Exports to Africa grew 13.4 percent, compared to 2.24 percent growth in the previous fiscal year. South Africa has emerged as India’s second-largest market for medicines. Exports to the country climbed by 28%, with Nigeria, Kenya, and Tanzania serving as the other key African markets.
Leading the Post-Pandemic World
After making major contributions to generics, the pharmaceutical industry is now set to enhance its innovation and research and development (R&D) abilities in order to deliver cutting-edge medicines at competitive rates. It’s time to transition from “Make in India” to “Discover and Make in India.” The emphasis would be on boosting R&D and innovation, smart manufacturing, fostering policy changes, driving digital transformation, and cultivating useful collaborations.
Foster policy reforms
A robust and efficient regulatory environment, such as having a “single window system,” eliminating several regulatory organizations, and developing precise rules, is critical for a healthy innovation environment. Following the pandemic, it is necessary to continue a conversation between the regulator and the industry, for example, through pre-approval discussions, regular industry meetings, and rolling reviews.
Focus on R&D and innovation
The Indian pharmaceutical industry, which accounts for two-thirds of the world pharmaceutical market, would need to move up the value chain and focus on innovation. By 2047, the Indian pharmaceutical industry must develop a robust innovation pipeline (5-7 novel molecular entities and 10–12 innovation releases per year).
To that end, the business is increasingly branching out into sophisticated generics and specialized pharmaceuticals. The goal is to increase Indian pharma’s significance in biologics, new drug development, and innovation and improve skills in biological sciences, information technology utilization, cell and gene therapy, and other areas focused on patient requirements.

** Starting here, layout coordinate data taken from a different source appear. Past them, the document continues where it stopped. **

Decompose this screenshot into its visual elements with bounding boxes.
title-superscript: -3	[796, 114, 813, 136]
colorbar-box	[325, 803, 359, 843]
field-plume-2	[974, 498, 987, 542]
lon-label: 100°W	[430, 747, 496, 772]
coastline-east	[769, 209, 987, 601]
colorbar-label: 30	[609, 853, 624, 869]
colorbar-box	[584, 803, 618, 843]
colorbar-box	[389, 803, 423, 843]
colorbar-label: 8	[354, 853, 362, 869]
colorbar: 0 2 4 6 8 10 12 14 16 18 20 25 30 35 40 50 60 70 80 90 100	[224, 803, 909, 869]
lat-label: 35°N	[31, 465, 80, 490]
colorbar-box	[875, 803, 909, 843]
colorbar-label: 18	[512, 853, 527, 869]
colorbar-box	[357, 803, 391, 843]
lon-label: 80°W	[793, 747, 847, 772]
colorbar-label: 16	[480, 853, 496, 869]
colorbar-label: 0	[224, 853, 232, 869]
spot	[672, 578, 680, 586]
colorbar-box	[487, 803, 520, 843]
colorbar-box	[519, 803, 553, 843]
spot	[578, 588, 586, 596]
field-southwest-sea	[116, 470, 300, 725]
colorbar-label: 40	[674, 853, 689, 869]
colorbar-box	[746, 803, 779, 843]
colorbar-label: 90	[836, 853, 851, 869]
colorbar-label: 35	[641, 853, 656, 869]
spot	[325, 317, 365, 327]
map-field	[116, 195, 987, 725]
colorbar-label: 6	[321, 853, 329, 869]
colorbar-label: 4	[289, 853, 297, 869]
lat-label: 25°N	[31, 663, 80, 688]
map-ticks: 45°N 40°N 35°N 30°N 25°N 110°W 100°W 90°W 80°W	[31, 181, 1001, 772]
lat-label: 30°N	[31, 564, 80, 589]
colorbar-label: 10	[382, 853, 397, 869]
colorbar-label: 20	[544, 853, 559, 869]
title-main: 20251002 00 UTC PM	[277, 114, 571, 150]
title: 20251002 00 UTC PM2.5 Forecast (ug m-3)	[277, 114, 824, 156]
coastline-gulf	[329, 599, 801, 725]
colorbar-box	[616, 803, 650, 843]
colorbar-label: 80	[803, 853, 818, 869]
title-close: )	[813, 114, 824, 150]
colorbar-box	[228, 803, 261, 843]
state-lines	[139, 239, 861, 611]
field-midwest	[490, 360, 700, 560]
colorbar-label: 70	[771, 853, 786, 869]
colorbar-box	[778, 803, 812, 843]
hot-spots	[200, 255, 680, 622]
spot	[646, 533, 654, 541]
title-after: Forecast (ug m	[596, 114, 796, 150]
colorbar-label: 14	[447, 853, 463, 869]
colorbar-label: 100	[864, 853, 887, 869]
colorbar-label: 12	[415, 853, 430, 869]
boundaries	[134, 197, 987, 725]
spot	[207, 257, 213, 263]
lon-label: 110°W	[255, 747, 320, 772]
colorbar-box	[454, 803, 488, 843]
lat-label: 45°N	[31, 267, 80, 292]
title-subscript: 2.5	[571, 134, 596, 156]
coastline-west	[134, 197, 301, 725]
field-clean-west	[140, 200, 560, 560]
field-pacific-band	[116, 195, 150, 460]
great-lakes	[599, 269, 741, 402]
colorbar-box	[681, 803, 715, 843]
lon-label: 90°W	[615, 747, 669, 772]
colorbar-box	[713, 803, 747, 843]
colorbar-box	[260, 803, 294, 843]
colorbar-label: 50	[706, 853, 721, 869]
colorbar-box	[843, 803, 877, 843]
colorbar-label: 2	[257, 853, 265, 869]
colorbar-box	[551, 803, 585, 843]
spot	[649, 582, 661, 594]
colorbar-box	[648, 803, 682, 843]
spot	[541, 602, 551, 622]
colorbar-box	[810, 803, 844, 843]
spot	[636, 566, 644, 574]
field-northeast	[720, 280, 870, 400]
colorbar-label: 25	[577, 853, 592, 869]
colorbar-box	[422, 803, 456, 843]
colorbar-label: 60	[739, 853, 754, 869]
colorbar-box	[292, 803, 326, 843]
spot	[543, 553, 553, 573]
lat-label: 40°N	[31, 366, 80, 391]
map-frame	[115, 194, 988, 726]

Enhanced patient care, cost-effectiveness, better transparency, improved production, and drug research all require digital transformation. AR/VR, artificial intelligence (AI), machine learning (ML), 3D printing, and additive manufacturing are supporting pharma businesses in speeding up the research and development process, running testing in less time, adding newness to goods, and enhancing production efficiency and compliance. Because of the growing usage of digital technologies, telemedicine, and app-based ecosystems, supply chains are also becoming more patient-centric.
Nurture valuable collaborations
During the COVID 19 outbreak, the government, academia, and pharma businesses supported research efforts. The regular feedback, integrated efforts, sharing, and persistent discussion between industry stakeholders and government authorities worked successfully, and this engagement should continue in the future.
Focus on exports
In the future, it will be vital for the industry to consolidate existing significant export markets while also exploring new ones. In this scenario, Indian embassies overseas might be excellent facilitators. At the same time, policies in India would need to focus on assisting the industry in becoming more competitive in the export market through policy instruments such as RoDTEP and PLIs and incentivizing R&D and innovation in the pharma sector.
The Road Ahead
India has a technological edge and world-class industrial capabilities that have been developed through time. This capability is crucial in regulated and science-driven industries, where the rate of change is likely to accelerate over the next two decades. The ability to adjust quickly will be critical to remaining competitive.
Indian business has proved its dedication to patient welfare, particularly during the epidemic, and will do so in the future. Nonetheless, the key to supplying excellent medications at cheap rates will be to be a technological leader and exploit India’s demographic advantage to become a life sciences hub.